In these situations, company management and finance department employees have very little (if any) time to prepare for the transition. Making matters worse, the finance department leader often performs a significant amount of “hands-on” work that is not properly documented — which means only he or she knows about it in any degree of detail.
Potentially Negative Impacts
In a worst-case scenario, the company only finds out that the tasks the departed leader was performing are no longer being performed when an external party notifies them. (For example, “We didn’t receive our royalty check this month — where is it?”) Even with this notification, the departed leader may not have left behind a clear set of procedures to follow so other finance department employees can fulfill these tasks in his or her absence.
Not being prepared for the sudden departure of a finance department leader can result in a number of potentially negative impacts, including the following:
§ The company’s books may be materially misstated.
§ Other intercompany entities could be affected if there are significant intercompany transfers.
§ The approach to accomplishing financial tasks that’s taken by the leader’s replacement may not be consistent with the procedures that were previously followed.
§ The delivery of financial results may be delayed.
§ Vendors, stakeholders and other important parties may suffer disruptions due to these problems, thus jeopardizing these relationships.
An outsourced CFO services provider can help ease the transition of the sudden departure of a finance department leader. This finance professional will possess the experience and expertise required to help your firm deal with this situation — including forensic accounting skills that are necessary to help finance department employees pick up where the departed leader left off.
More specifically, an outsourced CFO will understand the interdependencies that exist between the finance department and other external organizations (such as intercompany billings) and attempt to use these interdependencies to fill the knowledge gap left behind in the wake of the departed leader. In the case of intercompany transfers, for example, this may mean going to the entity that is the recipient of funds and inquiring about past procedures.
Benefits of Being Proactive
Your company could realize many benefits by being proactive and preparing ahead of time for the transition caused by the sudden departure of a finance department leader, including the following:
§ The preservation of key customer, vendor and other third-party relationships.

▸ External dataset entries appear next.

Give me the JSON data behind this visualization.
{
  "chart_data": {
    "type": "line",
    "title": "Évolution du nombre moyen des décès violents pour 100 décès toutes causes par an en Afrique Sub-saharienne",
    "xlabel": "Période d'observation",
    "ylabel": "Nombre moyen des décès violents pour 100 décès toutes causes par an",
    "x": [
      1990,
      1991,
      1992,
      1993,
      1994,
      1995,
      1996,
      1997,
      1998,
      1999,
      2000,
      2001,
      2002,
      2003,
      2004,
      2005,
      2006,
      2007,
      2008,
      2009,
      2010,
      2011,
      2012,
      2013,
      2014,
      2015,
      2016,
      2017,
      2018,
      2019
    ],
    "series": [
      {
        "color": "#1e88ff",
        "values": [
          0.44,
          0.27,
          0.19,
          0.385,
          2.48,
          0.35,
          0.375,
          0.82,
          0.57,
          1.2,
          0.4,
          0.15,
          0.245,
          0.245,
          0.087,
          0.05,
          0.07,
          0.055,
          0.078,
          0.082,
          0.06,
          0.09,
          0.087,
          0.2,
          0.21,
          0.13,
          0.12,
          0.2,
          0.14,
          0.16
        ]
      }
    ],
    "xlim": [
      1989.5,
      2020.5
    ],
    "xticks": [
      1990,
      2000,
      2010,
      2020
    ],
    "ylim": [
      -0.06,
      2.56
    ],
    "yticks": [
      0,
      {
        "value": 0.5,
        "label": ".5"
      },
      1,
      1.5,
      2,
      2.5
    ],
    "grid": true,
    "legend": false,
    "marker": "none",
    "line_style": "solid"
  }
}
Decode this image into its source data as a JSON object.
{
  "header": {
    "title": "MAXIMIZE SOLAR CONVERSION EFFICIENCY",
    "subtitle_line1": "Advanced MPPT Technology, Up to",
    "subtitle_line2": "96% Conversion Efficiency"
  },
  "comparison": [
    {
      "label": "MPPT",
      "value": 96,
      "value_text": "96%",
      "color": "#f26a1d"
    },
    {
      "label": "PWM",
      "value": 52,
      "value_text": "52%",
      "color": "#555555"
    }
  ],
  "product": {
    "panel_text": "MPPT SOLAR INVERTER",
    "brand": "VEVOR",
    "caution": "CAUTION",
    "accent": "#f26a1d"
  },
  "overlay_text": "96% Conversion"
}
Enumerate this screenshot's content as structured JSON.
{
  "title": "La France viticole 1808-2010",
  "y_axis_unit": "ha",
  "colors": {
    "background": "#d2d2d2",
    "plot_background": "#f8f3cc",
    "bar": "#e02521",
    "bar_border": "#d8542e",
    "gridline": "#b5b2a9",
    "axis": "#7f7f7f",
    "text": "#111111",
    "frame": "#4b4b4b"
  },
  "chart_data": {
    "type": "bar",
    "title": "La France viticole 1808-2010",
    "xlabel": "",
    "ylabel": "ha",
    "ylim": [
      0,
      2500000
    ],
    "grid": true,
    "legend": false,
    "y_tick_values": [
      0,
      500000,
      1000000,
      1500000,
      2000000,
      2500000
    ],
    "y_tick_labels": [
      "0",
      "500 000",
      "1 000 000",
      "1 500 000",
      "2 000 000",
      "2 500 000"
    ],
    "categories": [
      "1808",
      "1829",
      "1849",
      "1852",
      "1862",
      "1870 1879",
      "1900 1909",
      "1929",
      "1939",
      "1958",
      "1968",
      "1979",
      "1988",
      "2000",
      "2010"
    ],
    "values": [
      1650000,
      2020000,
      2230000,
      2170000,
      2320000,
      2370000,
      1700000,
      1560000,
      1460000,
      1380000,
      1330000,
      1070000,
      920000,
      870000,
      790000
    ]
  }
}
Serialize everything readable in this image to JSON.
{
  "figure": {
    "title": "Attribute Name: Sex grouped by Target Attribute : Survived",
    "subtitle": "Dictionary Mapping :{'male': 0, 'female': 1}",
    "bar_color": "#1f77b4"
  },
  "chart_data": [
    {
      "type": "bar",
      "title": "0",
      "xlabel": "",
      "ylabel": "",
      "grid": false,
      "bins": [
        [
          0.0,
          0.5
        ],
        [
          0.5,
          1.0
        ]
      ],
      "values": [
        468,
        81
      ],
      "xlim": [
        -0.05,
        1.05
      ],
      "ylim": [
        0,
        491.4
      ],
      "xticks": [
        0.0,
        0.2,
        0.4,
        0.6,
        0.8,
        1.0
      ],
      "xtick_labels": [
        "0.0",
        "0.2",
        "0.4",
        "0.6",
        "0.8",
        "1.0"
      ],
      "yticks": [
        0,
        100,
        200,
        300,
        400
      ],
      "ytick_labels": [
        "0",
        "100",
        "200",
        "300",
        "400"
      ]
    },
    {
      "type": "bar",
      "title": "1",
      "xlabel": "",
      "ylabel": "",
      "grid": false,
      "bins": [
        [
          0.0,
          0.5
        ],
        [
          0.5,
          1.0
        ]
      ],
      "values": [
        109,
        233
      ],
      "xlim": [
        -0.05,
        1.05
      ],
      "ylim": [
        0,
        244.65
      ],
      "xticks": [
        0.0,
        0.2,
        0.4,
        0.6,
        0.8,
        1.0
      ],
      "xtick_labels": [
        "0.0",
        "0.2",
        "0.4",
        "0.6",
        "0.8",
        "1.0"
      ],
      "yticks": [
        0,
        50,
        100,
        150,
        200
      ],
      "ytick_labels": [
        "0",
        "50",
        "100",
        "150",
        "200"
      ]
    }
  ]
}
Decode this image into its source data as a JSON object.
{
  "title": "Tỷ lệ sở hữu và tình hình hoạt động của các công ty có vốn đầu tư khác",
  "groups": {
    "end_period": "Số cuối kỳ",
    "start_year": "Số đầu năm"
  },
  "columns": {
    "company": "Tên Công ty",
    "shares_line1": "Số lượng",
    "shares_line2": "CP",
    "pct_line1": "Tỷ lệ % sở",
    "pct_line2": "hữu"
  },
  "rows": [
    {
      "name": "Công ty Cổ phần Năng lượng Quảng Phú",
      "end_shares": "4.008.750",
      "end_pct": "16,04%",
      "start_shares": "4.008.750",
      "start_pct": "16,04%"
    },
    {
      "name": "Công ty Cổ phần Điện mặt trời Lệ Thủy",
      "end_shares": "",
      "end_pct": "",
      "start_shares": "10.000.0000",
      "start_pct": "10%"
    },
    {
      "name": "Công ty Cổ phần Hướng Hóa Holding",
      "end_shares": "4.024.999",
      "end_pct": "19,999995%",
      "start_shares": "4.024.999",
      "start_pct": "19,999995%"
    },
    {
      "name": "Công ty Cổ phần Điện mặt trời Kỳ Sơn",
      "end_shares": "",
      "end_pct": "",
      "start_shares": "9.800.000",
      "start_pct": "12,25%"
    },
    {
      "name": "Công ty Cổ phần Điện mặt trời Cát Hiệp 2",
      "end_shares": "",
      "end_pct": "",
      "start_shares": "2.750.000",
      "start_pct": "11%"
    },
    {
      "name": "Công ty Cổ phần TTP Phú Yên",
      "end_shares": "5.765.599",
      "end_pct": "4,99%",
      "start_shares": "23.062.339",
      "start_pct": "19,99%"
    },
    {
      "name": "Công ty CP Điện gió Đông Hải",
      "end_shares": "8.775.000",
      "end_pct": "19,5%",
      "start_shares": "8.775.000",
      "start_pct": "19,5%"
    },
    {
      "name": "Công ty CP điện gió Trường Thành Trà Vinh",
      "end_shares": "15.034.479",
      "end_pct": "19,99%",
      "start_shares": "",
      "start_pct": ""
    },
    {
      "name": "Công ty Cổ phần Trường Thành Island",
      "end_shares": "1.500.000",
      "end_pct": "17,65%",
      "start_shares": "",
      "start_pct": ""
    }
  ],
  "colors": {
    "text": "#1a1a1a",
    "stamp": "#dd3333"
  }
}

§ Continuity and consistency in the accounting process and financial reporting.
§ Properly documented policies and procedures that will help prevent these kinds of disruptions from ever happening again.
§ The discovery of inconsistencies in the approach that was previously used, resulting in an overall process improvement.
§ Timely production of financial statements and financial information, which is critical in any business, but especially when there is significant business turmoil.
Change is never easy, but the challenge becomes especially difficult when a finance department leader leaves the company immediately or suffers a tragic accident that leads to long-term disability or death. In these situations, company management and finance department employees have very little (if any) time to prepare for the transition. In a worst-case scenario, the company only finds out that the tasks the departed leader was performing are no longer being performed when an external party notifies them. An outsourced CFO services provider can help ease the transition of the sudden departure of a finance department leader.